What’s more, sensing technology has come down in price dramatically. It is now no longer cost prohibitive to put sensors on devices that in the past would have been left unmonitored. Coupled with the surge in cloud computing and a steep drop in data storage costs, this increase in sensor installation means that operators are expected to both collect and manage more data than ever before.

Technology advances come with new challenges, as these same operators have less and less time to evaluate that data. Also, effective data analysis requires a specific and defined skill set, and many process engineers are retiring without a surge of new analysts to replace them.

With a shortage of available analysts and the constant need to do more with less, many organizations are looking at options for managing machinery health and condition remotely. Whether an organization relies on its own in-house experts who are situated at a headquarters location a great distance from the plant, or looks to an external organization to monitor its resources and keep them apprised of impending incidents, there are many options that don’t involve keeping expensive, hard-to-find analysts and engineers on site.

The risks of languishing data

If collected machine health data languishes in storage without being analyzed, an organization is missing a key step toward improving operations, quality, safety, and environmental performance. Not analyzing machine health data means potentially missing indicators of imminent upset or process events.

In the case of an organization that is doing no analysis whatsoever, the outcome of missing these important trends can be catastrophic. In worst-case scenarios, essential equipment can run to failure because of a missed issue, resulting in major loss to equipment and product as well as the possibility of a disaster that creates damage and safety risk at the plant.

Even in a situation where process failure is not catastrophic, the upset to the organization’s workflow can mean the inability to meet essential commitments, resulting in fines and lost business. While the risk of equipment repair costs is great, it often pales in comparison to the business costs of the downtime associated with a failure.

But while plant management knows the risks of running an organization without proper machinery health analysis, finding the resources to accomplish the task often seems out of reach. Beyond the cost of hiring qualified engineers, it can easily take six to seven years to get newly hired engineers trained to a level where they can function on their own.

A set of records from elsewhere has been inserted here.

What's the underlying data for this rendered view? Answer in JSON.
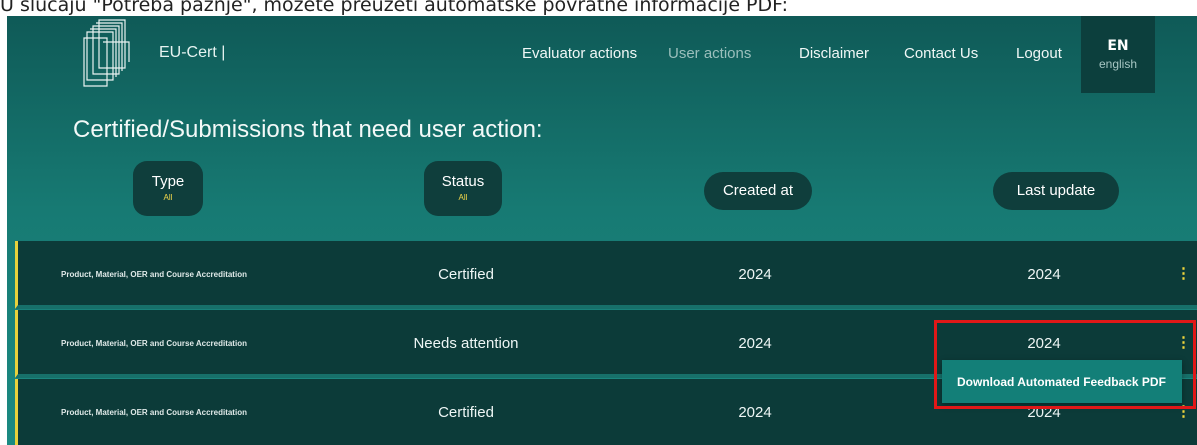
{
  "caption": "U slučaju \"Potreba pažnje\", možete preuzeti automatske povratne informacije PDF:",
  "header": {
    "brand": "EU-Cert |",
    "nav": [
      "Evaluator actions",
      "User actions",
      "Disclaimer",
      "Contact Us",
      "Logout"
    ],
    "active_nav": "User actions",
    "lang": {
      "code": "EN",
      "name": "english"
    }
  },
  "page": {
    "title": "Certified/Submissions that need user action:"
  },
  "filters": {
    "type": {
      "label": "Type",
      "value": "All"
    },
    "status": {
      "label": "Status",
      "value": "All"
    },
    "created": {
      "label": "Created at"
    },
    "last_update": {
      "label": "Last update"
    }
  },
  "rows": [
    {
      "type": "Product, Material, OER and Course Accreditation",
      "status": "Certified",
      "created": "2024",
      "updated": "2024"
    },
    {
      "type": "Product, Material, OER and Course Accreditation",
      "status": "Needs attention",
      "created": "2024",
      "updated": "2024"
    },
    {
      "type": "Product, Material, OER and Course Accreditation",
      "status": "Certified",
      "created": "2024",
      "updated": "2024"
    }
  ],
  "row_menu_glyph": "⋮",
  "dropdown": {
    "item": "Download Automated Feedback PDF"
  },
  "colors": {
    "accent": "#e8d13c",
    "highlight": "#e01818",
    "row_bg": "#0c3b39"
  }
}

Even if a plant has qualified engineers on staff who are trained and ready to analyze machinery health data, these engineers often do not have the time to sit in an office poring over data readouts. High-level, experienced engineers are going to be out in the field, solving complex problems. While they are doing that, the engineers are not in the office looking at data and considering the problems that may be on the horizon.

Moreover, some organizations have essential equipment in hard to reach locations, or locations that are difficult to live in. In these situations, the process of hiring experienced engineers becomes even more difficult. Even if management is willing to pay a premium for engineers who will work in undesirable locations, often the engineers themselves are unwilling to accept these positions, leaving these sites seriously underserved.

The benefits of remote monitoring and analysis

Remote monitoring and analysis offers a number of benefits over having traditional, on-site engineers performing machinery health data analysis. For organizations that are currently performing little or no machinery condition monitoring, looking to an outside source to provide analysis services can be a low-risk way to move from reactive to proactive maintenance. For organizations that are already performing a significant amount of analysis, using remote monitoring can mean bringing machinery health analysis to underserved sites or easily supplementing available resources during high production opportunities or peak volume seasons.

One of the most significant values of remote monitoring and analysis is that it doesn’t require organizations to make drastic changes to the way they already collect machine health data. Whether operators are collecting data manually with portable analyzers, or a plant is set up with a top-of-the-line continuous prediction and protection monitoring system, the collected data can be retrieved from off-site and analyzed.